No matter what you think of the ongoing saga of Sen. Mike Duffy, it’s hard not to remember his sweeping indictment of the way Ottawa operates, especially his indignation at being told what to say by officials in the Prime Minister’s Office, or, as Duffy put it, the “boys in short pants.”
Hearing that line, it’s also hard to forget the words of Conservative MP Brent Rathgeber as he quit the Conservative caucus in June.
“It’s difficult as a lawyer and as a member of Parliament to find my role to be subservient to masters half my age at the Prime Minister’s Office, who tell me how to vote on matters, who tell me what questions to ask of witnesses in committee, who vet my … one-minute member statements,” Rathgeber said.
“I think legislators like myself have to take a stand … that we’re not going to read these talking points that are written by PMO staffers, that we’re not going to vote like trained seals.”
It’s an interesting question: just how much power in democratic governments should rest with the unelected hired help?
After all, voters across the country pick the representative they elect — they don’t pick a single one of the backroom political operatives who end up calling many of the shots in federal, and to a lesser degree, in provincial politics. For years now, more and power has coalesced in the PMO, with successive prime ministers (and yes, even similarly inclined premiers) looking and acting more like presidents than anything else.
They call MPs on the carpet, pull back extra pay and stipends, and silence them by taking MPs out of the rotation allowed to make member’s statements.
And for members of Parliament, in particular the backbench of the Tory party, it’s beginning to rankle.
Now, Tory MP Michael Chong has launched a private member’s bill called the “Reform Act of 2013” which, in part, seeks to strike at the unilateral power of the presidential-like office of the prime minister, putting control in the hands of elected members of Parliament.

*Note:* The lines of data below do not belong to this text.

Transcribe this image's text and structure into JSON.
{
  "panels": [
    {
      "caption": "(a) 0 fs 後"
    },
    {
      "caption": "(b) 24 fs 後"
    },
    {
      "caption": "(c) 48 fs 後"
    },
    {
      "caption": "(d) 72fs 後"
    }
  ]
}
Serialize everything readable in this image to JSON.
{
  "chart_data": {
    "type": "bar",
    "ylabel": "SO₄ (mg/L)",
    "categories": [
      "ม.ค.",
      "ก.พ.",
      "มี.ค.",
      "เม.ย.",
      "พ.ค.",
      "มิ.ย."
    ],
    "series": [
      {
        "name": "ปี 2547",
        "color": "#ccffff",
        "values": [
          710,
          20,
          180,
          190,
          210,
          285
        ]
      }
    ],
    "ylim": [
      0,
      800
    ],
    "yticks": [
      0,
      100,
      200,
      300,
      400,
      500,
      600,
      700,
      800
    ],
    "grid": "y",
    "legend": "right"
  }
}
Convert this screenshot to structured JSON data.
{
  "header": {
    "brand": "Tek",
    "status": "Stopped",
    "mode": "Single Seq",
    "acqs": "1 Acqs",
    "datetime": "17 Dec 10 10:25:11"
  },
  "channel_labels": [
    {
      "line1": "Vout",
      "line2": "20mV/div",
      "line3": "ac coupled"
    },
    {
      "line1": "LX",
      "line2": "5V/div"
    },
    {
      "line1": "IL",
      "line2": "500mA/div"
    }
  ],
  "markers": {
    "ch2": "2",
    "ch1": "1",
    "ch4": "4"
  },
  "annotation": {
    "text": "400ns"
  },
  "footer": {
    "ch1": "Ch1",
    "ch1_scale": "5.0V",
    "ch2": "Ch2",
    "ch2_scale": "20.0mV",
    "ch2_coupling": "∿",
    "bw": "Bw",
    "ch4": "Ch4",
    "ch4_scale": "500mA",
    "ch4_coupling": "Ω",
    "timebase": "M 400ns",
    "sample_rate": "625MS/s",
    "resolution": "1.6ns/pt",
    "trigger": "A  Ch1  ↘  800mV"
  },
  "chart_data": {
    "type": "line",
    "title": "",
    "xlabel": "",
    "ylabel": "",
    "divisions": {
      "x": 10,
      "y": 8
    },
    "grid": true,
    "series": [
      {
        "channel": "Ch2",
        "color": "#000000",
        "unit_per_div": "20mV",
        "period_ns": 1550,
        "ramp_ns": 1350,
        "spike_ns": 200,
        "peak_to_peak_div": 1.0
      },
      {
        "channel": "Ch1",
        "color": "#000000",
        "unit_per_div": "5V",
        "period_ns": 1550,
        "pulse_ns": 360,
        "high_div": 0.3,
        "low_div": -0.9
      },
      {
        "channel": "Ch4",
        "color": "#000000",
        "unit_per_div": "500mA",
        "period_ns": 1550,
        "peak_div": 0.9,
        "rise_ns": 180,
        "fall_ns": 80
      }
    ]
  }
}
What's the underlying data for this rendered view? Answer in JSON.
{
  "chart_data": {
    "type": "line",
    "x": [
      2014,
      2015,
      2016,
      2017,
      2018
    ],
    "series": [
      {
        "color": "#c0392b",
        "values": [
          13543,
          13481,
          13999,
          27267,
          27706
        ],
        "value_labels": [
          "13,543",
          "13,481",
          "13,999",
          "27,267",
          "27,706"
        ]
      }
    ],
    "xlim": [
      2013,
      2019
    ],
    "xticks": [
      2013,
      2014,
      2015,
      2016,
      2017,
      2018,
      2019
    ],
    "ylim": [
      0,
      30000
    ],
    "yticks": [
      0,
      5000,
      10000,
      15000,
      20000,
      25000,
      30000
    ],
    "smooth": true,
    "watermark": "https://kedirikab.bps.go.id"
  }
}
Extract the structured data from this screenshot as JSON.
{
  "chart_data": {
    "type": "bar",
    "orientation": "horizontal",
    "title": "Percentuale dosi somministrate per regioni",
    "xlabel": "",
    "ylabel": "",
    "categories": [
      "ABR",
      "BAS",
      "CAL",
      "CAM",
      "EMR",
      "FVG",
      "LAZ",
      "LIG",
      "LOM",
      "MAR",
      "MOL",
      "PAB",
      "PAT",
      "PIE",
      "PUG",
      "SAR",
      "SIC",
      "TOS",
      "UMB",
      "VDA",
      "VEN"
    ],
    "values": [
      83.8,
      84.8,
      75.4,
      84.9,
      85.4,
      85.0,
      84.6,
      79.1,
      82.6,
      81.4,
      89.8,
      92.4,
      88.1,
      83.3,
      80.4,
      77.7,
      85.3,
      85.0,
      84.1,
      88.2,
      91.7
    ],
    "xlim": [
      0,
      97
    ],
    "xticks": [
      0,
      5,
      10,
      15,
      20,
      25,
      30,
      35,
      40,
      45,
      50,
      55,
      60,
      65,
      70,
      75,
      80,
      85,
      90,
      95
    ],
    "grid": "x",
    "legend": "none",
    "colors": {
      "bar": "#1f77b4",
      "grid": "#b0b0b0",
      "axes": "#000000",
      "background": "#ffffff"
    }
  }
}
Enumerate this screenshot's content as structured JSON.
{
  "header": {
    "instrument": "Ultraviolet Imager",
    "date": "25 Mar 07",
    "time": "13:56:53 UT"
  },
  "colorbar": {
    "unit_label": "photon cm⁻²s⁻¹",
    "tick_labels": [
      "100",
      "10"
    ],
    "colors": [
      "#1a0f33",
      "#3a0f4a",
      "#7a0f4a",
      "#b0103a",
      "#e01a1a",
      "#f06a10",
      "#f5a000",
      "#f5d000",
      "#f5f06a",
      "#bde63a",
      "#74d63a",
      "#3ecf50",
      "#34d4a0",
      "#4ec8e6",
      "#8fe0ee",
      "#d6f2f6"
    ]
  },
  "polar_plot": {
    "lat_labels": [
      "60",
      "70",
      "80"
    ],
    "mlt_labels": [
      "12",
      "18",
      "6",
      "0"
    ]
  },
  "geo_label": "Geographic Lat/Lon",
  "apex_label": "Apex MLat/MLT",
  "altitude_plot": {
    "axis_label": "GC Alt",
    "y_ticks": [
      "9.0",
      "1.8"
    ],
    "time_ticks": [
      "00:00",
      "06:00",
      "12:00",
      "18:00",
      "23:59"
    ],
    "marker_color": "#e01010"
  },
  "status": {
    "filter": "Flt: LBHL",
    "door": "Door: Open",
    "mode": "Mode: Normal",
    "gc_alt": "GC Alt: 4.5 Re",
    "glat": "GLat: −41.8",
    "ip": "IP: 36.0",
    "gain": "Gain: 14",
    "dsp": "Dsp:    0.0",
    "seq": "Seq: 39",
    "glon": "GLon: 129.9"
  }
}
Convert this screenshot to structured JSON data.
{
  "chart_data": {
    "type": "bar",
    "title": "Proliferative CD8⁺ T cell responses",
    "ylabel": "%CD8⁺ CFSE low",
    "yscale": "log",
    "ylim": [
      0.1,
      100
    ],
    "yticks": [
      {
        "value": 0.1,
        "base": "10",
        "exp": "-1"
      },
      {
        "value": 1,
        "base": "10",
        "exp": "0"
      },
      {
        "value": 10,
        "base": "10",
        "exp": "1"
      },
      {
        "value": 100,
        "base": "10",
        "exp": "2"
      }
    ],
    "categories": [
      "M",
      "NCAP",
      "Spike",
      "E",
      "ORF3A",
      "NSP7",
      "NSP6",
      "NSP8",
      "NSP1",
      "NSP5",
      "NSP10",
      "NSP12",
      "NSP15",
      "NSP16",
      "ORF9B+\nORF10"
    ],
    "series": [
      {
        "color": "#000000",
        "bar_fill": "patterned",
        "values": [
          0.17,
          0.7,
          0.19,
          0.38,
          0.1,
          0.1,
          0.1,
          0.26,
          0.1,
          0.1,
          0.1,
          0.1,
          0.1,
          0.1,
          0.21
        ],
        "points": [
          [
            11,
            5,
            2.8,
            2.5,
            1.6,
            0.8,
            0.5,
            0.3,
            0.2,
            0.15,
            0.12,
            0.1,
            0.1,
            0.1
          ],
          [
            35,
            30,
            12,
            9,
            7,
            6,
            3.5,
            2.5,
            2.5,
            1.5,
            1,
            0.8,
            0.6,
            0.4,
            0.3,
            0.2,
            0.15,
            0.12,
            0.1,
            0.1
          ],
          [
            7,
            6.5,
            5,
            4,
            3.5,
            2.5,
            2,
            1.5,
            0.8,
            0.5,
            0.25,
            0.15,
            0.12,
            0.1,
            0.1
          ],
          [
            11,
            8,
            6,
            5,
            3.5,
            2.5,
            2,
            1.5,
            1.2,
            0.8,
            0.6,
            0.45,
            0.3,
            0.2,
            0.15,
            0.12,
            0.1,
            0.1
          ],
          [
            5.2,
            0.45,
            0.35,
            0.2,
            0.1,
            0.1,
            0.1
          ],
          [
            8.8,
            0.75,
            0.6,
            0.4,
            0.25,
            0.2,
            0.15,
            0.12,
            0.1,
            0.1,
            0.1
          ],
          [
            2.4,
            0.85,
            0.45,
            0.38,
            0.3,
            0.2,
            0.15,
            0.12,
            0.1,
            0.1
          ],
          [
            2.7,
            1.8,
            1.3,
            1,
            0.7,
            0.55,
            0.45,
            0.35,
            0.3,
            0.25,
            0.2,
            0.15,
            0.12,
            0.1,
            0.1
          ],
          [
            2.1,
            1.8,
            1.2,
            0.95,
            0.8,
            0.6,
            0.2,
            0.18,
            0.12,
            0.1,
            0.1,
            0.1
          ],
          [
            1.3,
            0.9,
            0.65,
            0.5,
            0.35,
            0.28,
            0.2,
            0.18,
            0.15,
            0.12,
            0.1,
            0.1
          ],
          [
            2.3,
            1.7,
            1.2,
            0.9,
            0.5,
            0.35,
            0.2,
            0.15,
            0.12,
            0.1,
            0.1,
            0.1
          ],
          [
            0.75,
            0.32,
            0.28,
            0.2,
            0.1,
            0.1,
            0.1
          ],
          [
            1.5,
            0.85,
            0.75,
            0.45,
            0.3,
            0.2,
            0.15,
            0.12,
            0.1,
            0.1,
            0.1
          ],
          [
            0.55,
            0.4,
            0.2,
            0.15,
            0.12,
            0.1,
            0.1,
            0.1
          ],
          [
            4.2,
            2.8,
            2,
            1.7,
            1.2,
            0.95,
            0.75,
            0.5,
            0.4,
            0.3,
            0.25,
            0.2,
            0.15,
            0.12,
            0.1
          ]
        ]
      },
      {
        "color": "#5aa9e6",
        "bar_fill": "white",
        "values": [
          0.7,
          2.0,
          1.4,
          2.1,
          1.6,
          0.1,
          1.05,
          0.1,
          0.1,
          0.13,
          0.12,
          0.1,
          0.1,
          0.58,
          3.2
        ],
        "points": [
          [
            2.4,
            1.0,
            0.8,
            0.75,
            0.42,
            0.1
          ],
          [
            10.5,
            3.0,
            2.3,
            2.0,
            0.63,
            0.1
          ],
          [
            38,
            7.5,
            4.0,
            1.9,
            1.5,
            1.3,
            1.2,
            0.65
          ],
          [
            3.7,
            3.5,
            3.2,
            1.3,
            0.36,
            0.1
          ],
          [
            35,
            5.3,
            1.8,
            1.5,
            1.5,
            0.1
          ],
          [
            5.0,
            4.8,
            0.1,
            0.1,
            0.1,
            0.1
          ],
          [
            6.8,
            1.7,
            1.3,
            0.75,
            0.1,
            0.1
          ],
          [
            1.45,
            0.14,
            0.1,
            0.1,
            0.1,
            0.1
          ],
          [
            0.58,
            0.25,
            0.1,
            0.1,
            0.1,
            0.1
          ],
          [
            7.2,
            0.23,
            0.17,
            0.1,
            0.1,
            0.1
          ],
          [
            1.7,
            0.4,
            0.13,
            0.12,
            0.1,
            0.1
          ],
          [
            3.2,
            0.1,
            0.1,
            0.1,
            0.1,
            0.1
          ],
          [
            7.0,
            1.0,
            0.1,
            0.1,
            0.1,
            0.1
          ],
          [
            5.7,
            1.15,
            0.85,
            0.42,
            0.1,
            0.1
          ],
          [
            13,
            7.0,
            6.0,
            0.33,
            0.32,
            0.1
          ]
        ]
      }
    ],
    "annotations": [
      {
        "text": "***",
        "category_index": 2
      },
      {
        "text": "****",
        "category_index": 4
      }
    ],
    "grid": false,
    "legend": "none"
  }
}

The act would let MPs vote to remove the head of a party, and would enable district associations to have control over who gets nominated to run for a party. (Right now, party leaders can simply refuse to sign the nomination papers of candidates they don’t want to see running under the party banner.)
It’s not the be-all and end-all, but at least it’s a start, something that would limit the absolute control the executive branches of parties exercise now.
How does the Prime Minister’s Office feel about it? Well, all you really have to do is listen to MP Paul Calandra, the current Tory MP who stands up and speaks the necessary empty words when the prime minister doesn’t feel like answering anything in question period.
“Look, if you want to be a good MP, you want to do your job, you want to have an impact in this place, it doesn’t matter what party you’re in, you can. … You want to be lazy, and you want to blame other people for your inability to get things done, you can also be that type of MP.”
Exactly. Dismiss and deny.
Sit, Paul, sit. Roll over.
And stand, Michael Chong, stand. After all, that’s what we thought we were electing MPs to do.